I observe the tiny cobwebs that have formed on the top of the plastic Chinese lanterns hanging in the studio. My lesser self says I’d better get up there and clean, but my more expansive self wonders how these gossamer strands get there, and marvels at the coating of dust that makes them shimmer in the sunlight.
One winter twenty years ago we spent ten months in Madison, Wisconsin. Our Flagstaff house rented, we moved a much-abbreviated version of our household into a two-bedroom townhouse near Tenney Park. The living room became my studio. Our boys shared the bedroom next to ours, and we crammed the rest of our lives into the kitchen. The sky rarely breached anything brighter than a mid-toned grey. The snow came early and stayed late.
Our youngest attended all-day kindergarten, so I worked days in the studio. Once or twice a week, we went to the children’s museum or the herpetarium, even though we’d seen all the exhibits a number of times. The boys ran off nervous energy chasing the resident ducks at the park.
All winter, I listened to Iris Dement’s CD Infamous Angel over and over, feeling myself slide into a deep and brooding depression, powerless to stop it.
This year seems different. I’m holding the sadness at bay, or at least am able to step back from the melancholy and ask why I feel sad, and wonder what can I do about it.
Though Kane Ranch seems a million light-years away, I can still conjure up the sensations of restful study and the expansive possibilities of those open vistas from our days at the ranch. There, we dedicated ourselves to creative work, and that devotion has spilled over into my days this winter.
I do worry that I am becoming dull with routine, with household concerns. Then I consider the work of creative people who dally on the most mundane subjects, knowing that even – or perhaps especially – those things can be fodder for storytelling, and for art and poetry. Minutia becomes the means for discovering and expressing big ideas. The natural world, especially, can be “a theater for more than fair winds,” as Mary Oliver once wrote.
The dog follows me to the backyard, thinking it’s playtime. I scrub the loose fur off her back and chest, and let it fly away, hoping that some neighborhood bird will work it into a nest in the spring. I take time to notice the outline of a bare twig against the blue sky, the silhouette of a seedpod against the snow, and the way the angled sunlight catches the edge of the stalks of grass that poke beyond the snow.
Some objects do still hold special meaning.
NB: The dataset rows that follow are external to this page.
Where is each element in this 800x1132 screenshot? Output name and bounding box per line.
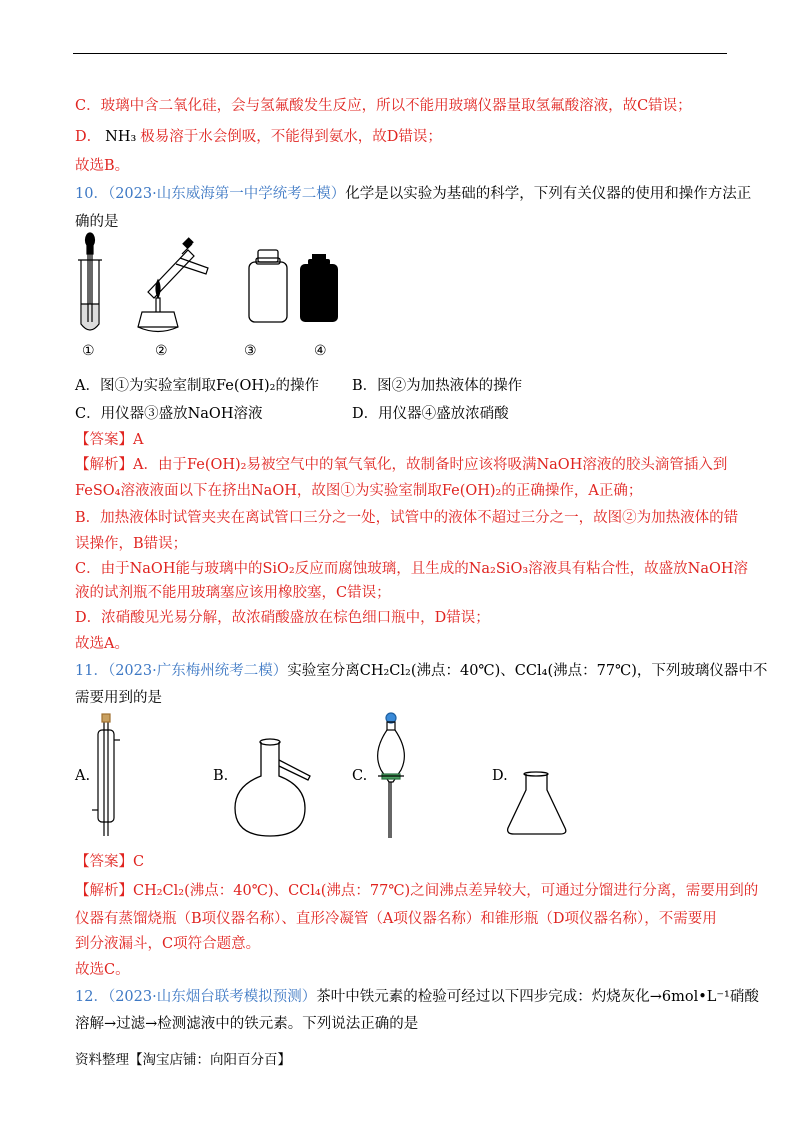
erlenmeyer-flask-figure — [508, 772, 566, 834]
question-number: 11． — [75, 663, 108, 679]
separatory-funnel-figure — [378, 713, 405, 838]
explanation-line: 液的试剂瓶不能用玻璃塞应该用橡胶塞，C错误； — [75, 585, 391, 601]
question-source: （2023·山东烟台联考模拟预测） — [107, 989, 317, 1005]
question-number: 10． — [75, 186, 108, 202]
option-b-label: B. — [213, 768, 229, 784]
explanation-line: 误操作，B错误； — [75, 536, 188, 552]
option-b: B．图②为加热液体的操作 — [352, 378, 523, 394]
question-source: （2023·广东梅州统考二模） — [107, 663, 288, 679]
figure-label-2: ② — [155, 343, 168, 359]
text-span: 极易溶于水会倒吸，不能得到氨水，故D错误； — [140, 129, 442, 145]
question-source: （2023·山东威海第一中学统考二模） — [107, 186, 346, 202]
test-tube-dropper-figure — [78, 233, 102, 330]
option-d-label: D. — [492, 768, 508, 784]
explanation-line: 到分液漏斗，C项符合题意。 — [75, 936, 261, 952]
question-text: 确的是 — [75, 214, 119, 230]
q11-apparatus-figures — [90, 712, 590, 842]
question-text: 实验室分离CH₂Cl₂(沸点：40℃)、CCl₄(沸点：77℃)，下列玻璃仪器中不 — [287, 663, 768, 679]
option-label: D． — [75, 129, 102, 145]
heating-test-tube-figure — [138, 238, 208, 331]
explanation-line: B．加热液体时试管夹夹在离试管口三分之一处，试管中的液体不超过三分之一，故图②为加热液体的错 — [75, 510, 739, 526]
question-text: 化学是以实验为基础的科学，下列有关仪器的使用和操作方法正 — [345, 186, 752, 202]
header-rule — [73, 53, 727, 54]
explanation-text: CH₂Cl₂(沸点：40℃)、CCl₄(沸点：77℃)之间沸点差异较大，可通过分馏进行分离，需要用到的 — [133, 883, 759, 899]
figure-label-4: ④ — [314, 343, 327, 359]
explanation-line: D．浓硝酸见光易分解，故浓硝酸盛放在棕色细口瓶中，D错误； — [75, 610, 490, 626]
question-number: 12． — [75, 989, 108, 1005]
answer: 【答案】A — [75, 432, 144, 448]
explanation-line: FeSO₄溶液液面以下在挤出NaOH，故图①为实验室制取Fe(OH)₂的正确操作，A正确； — [75, 483, 643, 499]
figure-label-3: ③ — [244, 343, 257, 359]
option-c-label: C. — [352, 768, 368, 784]
question-12 — [75, 987, 759, 1007]
option-a: A．图①为实验室制取Fe(OH)₂的操作 — [75, 378, 319, 394]
explanation-line — [75, 881, 759, 901]
figure-label-1: ① — [82, 343, 95, 359]
text-line: C．玻璃中含二氧化硅，会与氢氟酸发生反应，所以不能用玻璃仪器量取氢氟酸溶液，故C错误； — [75, 98, 692, 114]
text-line — [75, 127, 725, 147]
option-c: C．用仪器③盛放NaOH溶液 — [75, 406, 263, 422]
answer: 【答案】C — [75, 854, 145, 870]
condenser-figure — [92, 714, 120, 836]
formula-nh3: NH₃ — [105, 129, 137, 145]
explanation-line: 仪器有蒸馏烧瓶（B项仪器名称）、直形冷凝管（A项仪器名称）和锥形瓶（D项仪器名称），不需要用 — [75, 911, 717, 927]
footer-credit: 资料整理【淘宝店铺：向阳百分百】 — [75, 1052, 291, 1068]
text-line: 故选B。 — [75, 158, 130, 174]
explanation-line: 【解析】A．由于Fe(OH)₂易被空气中的氧气氧化，故制备时应该将吸满NaOH溶液的胶头滴管插入到 — [75, 457, 728, 473]
explanation-prefix: 【解析】 — [75, 883, 133, 899]
q10-apparatus-figures — [70, 232, 350, 342]
explanation-line: 故选A。 — [75, 636, 129, 652]
question-11 — [75, 661, 768, 681]
explanation-line: 故选C。 — [75, 962, 130, 978]
wide-mouth-bottle-figure — [249, 250, 287, 322]
question-text: 需要用到的是 — [75, 690, 162, 706]
question-text: 溶解→过滤→检测滤液中的铁元素。下列说法正确的是 — [75, 1016, 419, 1032]
distilling-flask-figure — [235, 739, 310, 836]
dark-bottle-figure — [300, 254, 338, 322]
option-a-label: A. — [75, 768, 91, 784]
question-text: 茶叶中铁元素的检验可经过以下四步完成：灼烧灰化→6mol•L⁻¹硝酸 — [316, 989, 759, 1005]
question-10 — [75, 184, 752, 204]
explanation-line: C．由于NaOH能与玻璃中的SiO₂反应而腐蚀玻璃，且生成的Na₂SiO₃溶液具有粘合性，故盛放NaOH溶 — [75, 561, 749, 577]
option-d: D．用仪器④盛放浓硝酸 — [352, 406, 509, 422]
I’ve had a folk art angel on my writing desk for many years, purchased in Mexico or maybe Tucson. One day, I took the staff out of its outstretched hand, and replaced it with a stellar jay’s feather I’d found in the back yard. The quill turned it from an object into a muse.
The icon falls over regularly, though, causing the wings to snap off, which I think is a perfect metaphor for what happens at my writing desk. I always hope for a permanent fix, but suspect I will have to make the same repair again the future. I reattach the wings, and carry on. So many falls from grace, large and small, so many opportunities for redemption: this is the story of my life.